Berlinale 2019: Jayro Bustamante über „Temblores“ (Panorama)

Montag, 11.02.2019

Ein Interview mit dem guatemaltekischen Filmemacher über evangelikale und andere fundamentalistische Umtriebe in seinem Land

Diskussion

Sein Debütfilm „Ixcanul“ brachte dem guatemaltekischen Regisseur Jayro Bustamante 2015 auf Anhieb einen Silbernen Bären ein. Jetzt ist er mit einem neuen Film wieder in Berlin. „Temblores“ ("Erdbeben") erzählt von einem Familienvater, der sich in einen Mann verliebt und dafür Gattin und Kinder verlässt. Seine Familie und seine evangelikale Gemeinde versuchen ihn auf den Pfad der Tugend zurückzubringen.


Der Film handelt von einem Menschen, der mit den strengen moralischen Vorstellungen seiner evangelikalen Gemeinde in Konflikt kommt. Welchen gesellschaftlichen Stellenwert besitzt der christliche Fundamentalismus in Guatemala?
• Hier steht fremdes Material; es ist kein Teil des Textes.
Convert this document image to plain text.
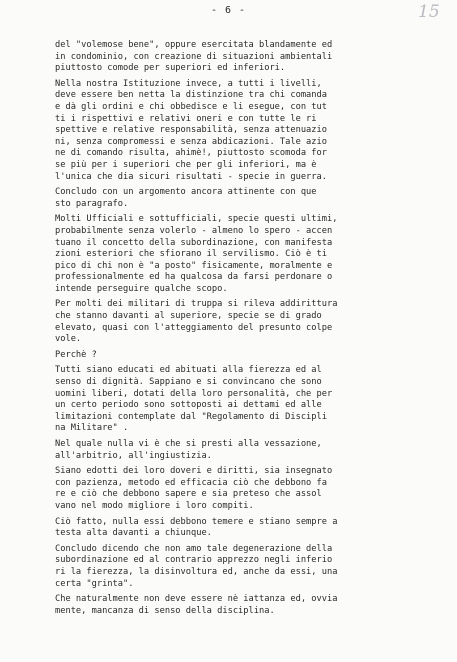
- 6 -	15
del "volemose bene", oppure esercitata blandamente ed
in condominio, con creazione di situazioni ambientali
piuttosto comode per superiori ed inferiori.
Nella nostra Istituzione invece, a tutti i livelli,
deve essere ben netta la distinzione tra chi comanda
e dà gli ordini e chi obbedisce e li esegue, con tut
ti i rispettivi e relativi oneri e con tutte le ri
spettive e relative responsabilità, senza attenuazio
ni, senza compromessi e senza abdicazioni. Tale azio
ne di comando risulta, ahimè!, piuttosto scomoda for
se più per i superiori che per gli inferiori, ma è
l'unica che dia sicuri risultati - specie in guerra.
Concludo con un argomento ancora attinente con que
sto paragrafo.
Molti Ufficiali e sottufficiali, specie questi ultimi,
probabilmente senza volerlo - almeno lo spero - accen
tuano il concetto della subordinazione, con manifesta
zioni esteriori che sfiorano il servilismo. Ciò è ti
pico di chi non è "a posto" fisicamente, moralmente e
professionalmente ed ha qualcosa da farsi perdonare o
intende perseguire qualche scopo.
Per molti dei militari di truppa si rileva addirittura
che stanno davanti al superiore, specie se di grado
elevato, quasi con l'atteggiamento del presunto colpe
vole.
Perchè ?
Tutti siano educati ed abituati alla fierezza ed al
senso di dignità. Sappiano e si convincano che sono
uomini liberi, dotati della loro personalità, che per
un certo periodo sono sottoposti ai dettami ed alle
limitazioni contemplate dal "Regolamento di Discipli
na Militare" .
Nel quale nulla vi è che si presti alla vessazione,
all'arbitrio, all'ingiustizia.
Siano edotti dei loro doveri e diritti, sia insegnato
con pazienza, metodo ed efficacia ciò che debbono fa
re e ciò che debbono sapere e sia preteso che assol
vano nel modo migliore i loro compiti.
Ciò fatto, nulla essi debbono temere e stiano sempre a
testa alta davanti a chiunque.
Concludo dicendo che non amo tale degenerazione della
subordinazione ed al contrario apprezzo negli inferio
ri la fierezza, la disinvoltura ed, anche da essi, una
certa "grinta".
Che naturalmente non deve essere nè iattanza ed, ovvia
mente, mancanza di senso della disciplina.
Jayro Bustamante: Die Evangelikalen haben einen gewaltigen Einfluss. Selbst Präsidentschaftskandidaten, die bis dahin nicht als besondere religiöse Menschen aufgefallen sind, werden ab dem Moment, an dem ihre Kandidatur feststeht, superreligiös, weil das sich im Wahlkampf gut verkauft. Wenn man in ein Taxi steigt, fängt der Fahrer gleich zu predigen an und seinen Glauben zu bekennen, weil das in der Gesellschaft wieder wichtig geworden ist. Ganz neu ist das in Guatemala aber nicht. Der letzte Diktator, Ríos Montt, der wegen Völkermord verurteilt wurde, erhielt in den USA eine Ausbildung als Prediger. Das führte dazu, dass sich die evangelikalen Gemeinschaften der militärischen und politischen Macht anschlossen.